Saat jam istirahat, anak-anak mulai mengajak main bola di lapangan. Biasanya beberapa anak laki-laki memang melakukan pertandingan secara tiba-tiba dan biasanya juga ada taruhannya.
“Dengan kelas berapa?” tanyaku pada Radit.
“IPA-2.” aku menatapnya, mengira dia bercanda. Itu kelasnya Anya, itu artinya anak perempuan dari kelas itu juga akan berdiri di pinggir lapangan dan memberi sorakan. “Gendhis, IPA-2, dia bilang bakal menerima Bastian jadi pacar kalau kelas kita menang,” lanjut Radit.
“Kalau suka ya pacaran saja, kenapa mesti taruhan?”
“Ah, tidak seru kalau seperti itu. Mereka memang sudah saling suka dari kelas sepuluh, tapi jual mahal banget si cewek. Bagaimana, ikut tanding, nggak?” sebenarnya malas juga kalau taruhannya itu, biasanya anak-anak lebih suka ditraktir atau pihak yang kalah harus membersihkan sekolah dan mau disuruh-suruh.
“Ya, sudahlah.”
“Asyik,” Radit ber-yes ria. Dia berlalu dan nimbrung dengan anak yang lain sambil membicarakan soal formasi. Biasanya karena cukup diandalkan, aku diletakan di sayap kanan. Jika diingat-ingat dari jaman kelas sepuluh, Anya tidak pernah kelihatan jika ada pertandingan di lapangan. Dia selalu sibuk di kelas, di perpustakaan, atau ruang guru. Aku bertanya-tanya apa dia bakal muncul jam istirahat ini atau tidak.

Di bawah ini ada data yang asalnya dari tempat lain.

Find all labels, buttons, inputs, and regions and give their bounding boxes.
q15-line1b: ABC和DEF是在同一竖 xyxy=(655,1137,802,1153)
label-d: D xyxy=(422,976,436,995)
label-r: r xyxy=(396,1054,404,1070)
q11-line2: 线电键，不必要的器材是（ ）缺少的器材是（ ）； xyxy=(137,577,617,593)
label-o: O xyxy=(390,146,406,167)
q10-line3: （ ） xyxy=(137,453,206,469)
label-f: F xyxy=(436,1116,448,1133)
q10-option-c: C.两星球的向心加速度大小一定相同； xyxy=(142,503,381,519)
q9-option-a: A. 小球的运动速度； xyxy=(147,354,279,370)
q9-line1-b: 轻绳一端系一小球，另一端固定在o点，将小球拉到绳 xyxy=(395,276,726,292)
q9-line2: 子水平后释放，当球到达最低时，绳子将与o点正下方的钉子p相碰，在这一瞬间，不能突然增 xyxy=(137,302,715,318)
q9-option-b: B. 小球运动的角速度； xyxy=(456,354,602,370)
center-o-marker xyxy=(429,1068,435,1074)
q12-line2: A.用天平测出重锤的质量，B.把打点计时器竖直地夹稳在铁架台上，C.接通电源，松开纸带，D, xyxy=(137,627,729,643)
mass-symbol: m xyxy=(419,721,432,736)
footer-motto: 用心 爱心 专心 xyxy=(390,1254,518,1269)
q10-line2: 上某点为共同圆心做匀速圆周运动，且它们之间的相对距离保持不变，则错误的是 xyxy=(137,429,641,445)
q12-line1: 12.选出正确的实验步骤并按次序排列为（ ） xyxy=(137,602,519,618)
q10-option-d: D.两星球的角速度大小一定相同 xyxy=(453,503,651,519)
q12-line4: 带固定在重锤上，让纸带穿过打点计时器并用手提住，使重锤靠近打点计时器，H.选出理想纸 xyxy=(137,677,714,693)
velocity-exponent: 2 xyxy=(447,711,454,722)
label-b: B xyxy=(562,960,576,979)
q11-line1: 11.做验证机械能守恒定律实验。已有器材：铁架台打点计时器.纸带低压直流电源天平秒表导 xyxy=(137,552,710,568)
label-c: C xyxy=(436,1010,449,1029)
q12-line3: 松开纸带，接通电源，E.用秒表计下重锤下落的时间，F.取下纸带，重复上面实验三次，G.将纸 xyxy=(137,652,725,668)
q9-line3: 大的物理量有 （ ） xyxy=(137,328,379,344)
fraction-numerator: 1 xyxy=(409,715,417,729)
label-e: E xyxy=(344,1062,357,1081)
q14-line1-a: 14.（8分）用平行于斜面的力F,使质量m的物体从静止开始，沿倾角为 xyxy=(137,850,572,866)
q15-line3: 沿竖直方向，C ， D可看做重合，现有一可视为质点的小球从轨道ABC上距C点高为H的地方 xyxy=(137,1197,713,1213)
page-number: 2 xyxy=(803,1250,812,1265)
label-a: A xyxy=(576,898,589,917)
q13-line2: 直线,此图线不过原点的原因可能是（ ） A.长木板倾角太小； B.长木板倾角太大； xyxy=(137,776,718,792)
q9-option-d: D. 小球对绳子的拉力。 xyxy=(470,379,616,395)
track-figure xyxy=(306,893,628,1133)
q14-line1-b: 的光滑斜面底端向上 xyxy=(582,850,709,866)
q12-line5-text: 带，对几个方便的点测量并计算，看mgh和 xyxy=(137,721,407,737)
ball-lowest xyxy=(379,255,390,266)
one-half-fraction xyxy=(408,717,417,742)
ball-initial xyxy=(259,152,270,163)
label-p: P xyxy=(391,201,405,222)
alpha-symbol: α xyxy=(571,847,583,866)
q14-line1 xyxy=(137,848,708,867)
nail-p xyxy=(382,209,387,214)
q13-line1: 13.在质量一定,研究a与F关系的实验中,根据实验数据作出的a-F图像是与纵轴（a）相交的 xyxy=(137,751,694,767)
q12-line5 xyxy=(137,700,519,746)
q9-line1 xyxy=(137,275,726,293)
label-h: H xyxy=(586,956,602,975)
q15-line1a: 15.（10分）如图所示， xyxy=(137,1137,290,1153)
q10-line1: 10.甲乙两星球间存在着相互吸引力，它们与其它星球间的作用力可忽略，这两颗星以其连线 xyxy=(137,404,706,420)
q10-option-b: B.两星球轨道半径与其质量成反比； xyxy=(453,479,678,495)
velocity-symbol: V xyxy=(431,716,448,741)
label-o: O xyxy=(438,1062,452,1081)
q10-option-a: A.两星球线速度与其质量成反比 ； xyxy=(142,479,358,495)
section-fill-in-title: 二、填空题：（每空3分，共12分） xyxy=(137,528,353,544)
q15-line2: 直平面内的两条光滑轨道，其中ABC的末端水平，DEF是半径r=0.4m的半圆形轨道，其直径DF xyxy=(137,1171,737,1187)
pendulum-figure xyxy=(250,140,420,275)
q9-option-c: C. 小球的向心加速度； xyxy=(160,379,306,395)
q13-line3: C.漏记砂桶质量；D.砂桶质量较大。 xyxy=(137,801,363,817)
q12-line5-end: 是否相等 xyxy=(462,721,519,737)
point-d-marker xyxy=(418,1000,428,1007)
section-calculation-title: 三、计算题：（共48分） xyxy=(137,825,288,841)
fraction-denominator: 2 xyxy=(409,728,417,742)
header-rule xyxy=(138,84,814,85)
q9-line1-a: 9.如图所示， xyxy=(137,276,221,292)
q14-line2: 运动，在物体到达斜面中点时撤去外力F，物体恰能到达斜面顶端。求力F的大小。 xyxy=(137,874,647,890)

Saat berkumpul di lapangan, beberapa anak mengganti seragam sekolahnya dengan memakai kaus. Aku melepas seragamku menyisakan kaos dalaman hitam yang biasa aku pakai. Karena Bastian yang menyarankan pertandingan, dia berdiri sebagai gelandang tengah. Aku bisa melihat beberapa anak dari IPA-2 berdiri di pinggir lapangan, tapi aku tidak menemukan Anya di sana.
Saat permainan akhirnya dimulai, itu sudah cukup bagus dari pihak kami. Bastian jadi begitu bertekad memenangkan pertandingannya. Kami berhasil meloloskan dua gol dan satu gol dari lawan. Di tengah permainan itu, aku melihat Anya di koridor di depan kelas sedang menonton ke lapangan. Tatapan kami bertemu dan aku melihatnya tersenyum. Tersenyum! Dia bahkan tidak pernah tersenyum. Dia selalu memasang wajah datar ke mana-mana. Seseorang terus memanggil namaku, aku pikir aku bakal dapat operan bola tapi yang ada aku malah ditabrak. Kami terjatuh dengan badanku ada di bawah dan lututnya mengenai dadaku sedang badannya menutupi kepalaku. Jatuh yang benar-benar tidak menguntungkanku. Rasanya sakit sekali.